PaperBanana

Sleeping

PaperBanana / prompts /plot_eval_prompts.py

dwzhu

Initial deployment: Gradio app + PaperBananaBench data

587f33e 2 months ago

19 kB

	# Copyright 2026 Google LLC
	#
	# Licensed under the Apache License, Version 2.0 (the "License");
	# you may not use this file except in compliance with the License.
	# You may obtain a copy of the License at
	#
	# http://www.apache.org/licenses/LICENSE-
	#
	# Unless required by applicable law or agreed to in writing, software
	# distributed under the License is distributed on an "AS IS" BASIS,
	# WITHOUT WARRANTIES OR CONDITIONS OF ANY KIND, either express or implied.
	# See the License for the specific language governing permissions and
	# limitations under the License.

	PLOT_REFERENCED_COMPARISON_FAITHFULNESS_SYSTEM_PROMPT = """
	# Role
	You are an expert judge in academic data visualization. Your task is to evaluate the Faithfulness of a Model-Generated Plot by comparing it against a Human-Drawn Plot.

	# Inputs
	1. Raw Data: [raw structured data]
	2. Plot Brief Description: [a brief description of the plot type and content]
	3. Human-Drawn Plot (Human): [image]
	4. Model-Generated Plot (Model): [image]

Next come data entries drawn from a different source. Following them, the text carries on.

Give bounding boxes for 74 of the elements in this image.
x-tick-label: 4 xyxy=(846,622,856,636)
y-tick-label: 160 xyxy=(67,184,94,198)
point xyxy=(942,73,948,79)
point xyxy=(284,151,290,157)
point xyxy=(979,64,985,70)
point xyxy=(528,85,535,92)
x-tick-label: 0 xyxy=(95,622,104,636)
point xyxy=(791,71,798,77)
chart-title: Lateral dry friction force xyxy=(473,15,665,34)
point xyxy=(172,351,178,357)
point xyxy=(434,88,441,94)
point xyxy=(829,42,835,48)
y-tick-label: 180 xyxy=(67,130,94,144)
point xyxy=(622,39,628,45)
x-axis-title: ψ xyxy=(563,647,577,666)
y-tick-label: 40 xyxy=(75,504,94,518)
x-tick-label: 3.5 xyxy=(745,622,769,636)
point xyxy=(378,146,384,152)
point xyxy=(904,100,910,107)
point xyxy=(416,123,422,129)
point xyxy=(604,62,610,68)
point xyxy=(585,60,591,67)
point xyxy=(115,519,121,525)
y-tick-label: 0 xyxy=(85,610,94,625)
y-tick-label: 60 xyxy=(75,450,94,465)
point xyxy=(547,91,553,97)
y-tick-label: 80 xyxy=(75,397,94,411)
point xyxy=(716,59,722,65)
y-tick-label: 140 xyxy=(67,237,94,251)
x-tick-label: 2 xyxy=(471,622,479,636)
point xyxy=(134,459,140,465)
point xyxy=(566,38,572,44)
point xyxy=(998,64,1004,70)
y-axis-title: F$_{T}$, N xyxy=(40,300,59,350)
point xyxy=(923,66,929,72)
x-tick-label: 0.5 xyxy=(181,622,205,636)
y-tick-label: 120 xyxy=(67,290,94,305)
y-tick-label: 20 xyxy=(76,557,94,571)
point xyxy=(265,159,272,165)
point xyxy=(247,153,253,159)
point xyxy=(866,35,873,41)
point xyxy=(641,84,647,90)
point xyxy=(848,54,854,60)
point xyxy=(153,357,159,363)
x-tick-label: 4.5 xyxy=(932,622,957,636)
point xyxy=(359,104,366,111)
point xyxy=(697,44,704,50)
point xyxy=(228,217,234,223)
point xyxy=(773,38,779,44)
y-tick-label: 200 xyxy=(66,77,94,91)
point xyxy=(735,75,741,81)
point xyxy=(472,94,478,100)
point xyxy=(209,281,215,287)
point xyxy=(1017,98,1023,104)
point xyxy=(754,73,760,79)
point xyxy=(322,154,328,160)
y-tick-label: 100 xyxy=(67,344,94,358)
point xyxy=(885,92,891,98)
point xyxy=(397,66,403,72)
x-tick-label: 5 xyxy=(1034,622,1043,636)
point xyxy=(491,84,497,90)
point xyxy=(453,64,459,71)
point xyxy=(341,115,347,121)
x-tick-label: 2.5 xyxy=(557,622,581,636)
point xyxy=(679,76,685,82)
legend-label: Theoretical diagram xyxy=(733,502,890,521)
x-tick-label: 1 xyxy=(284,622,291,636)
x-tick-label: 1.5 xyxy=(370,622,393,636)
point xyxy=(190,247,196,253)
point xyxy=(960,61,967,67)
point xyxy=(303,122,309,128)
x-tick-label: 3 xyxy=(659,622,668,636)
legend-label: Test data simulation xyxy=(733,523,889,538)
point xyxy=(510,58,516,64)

	# Core Definition: What is Faithfulness?
	Faithfulness is the accuracy with which the plot represents the underlying data and conveys the intended information. A faithful plot must correctly display data values, use appropriate chart types, maintain accurate labels, and properly represent statistical relationships without distortion or fabrication.

	Important:
	- Different visualization choices (e.g., line vs. bar chart, different color schemes) are acceptable as long as they accurately represent the data. Focus on data accuracy and label correctness, not stylistic preferences.
	- The raw data is extracted from the Human-Drawn Plot, which serves as the ground truth for faithfulness. Therefore, the Human plot is definitionally faithful to the data. Your task is to evaluate whether the Model plot matches this level of faithfulness.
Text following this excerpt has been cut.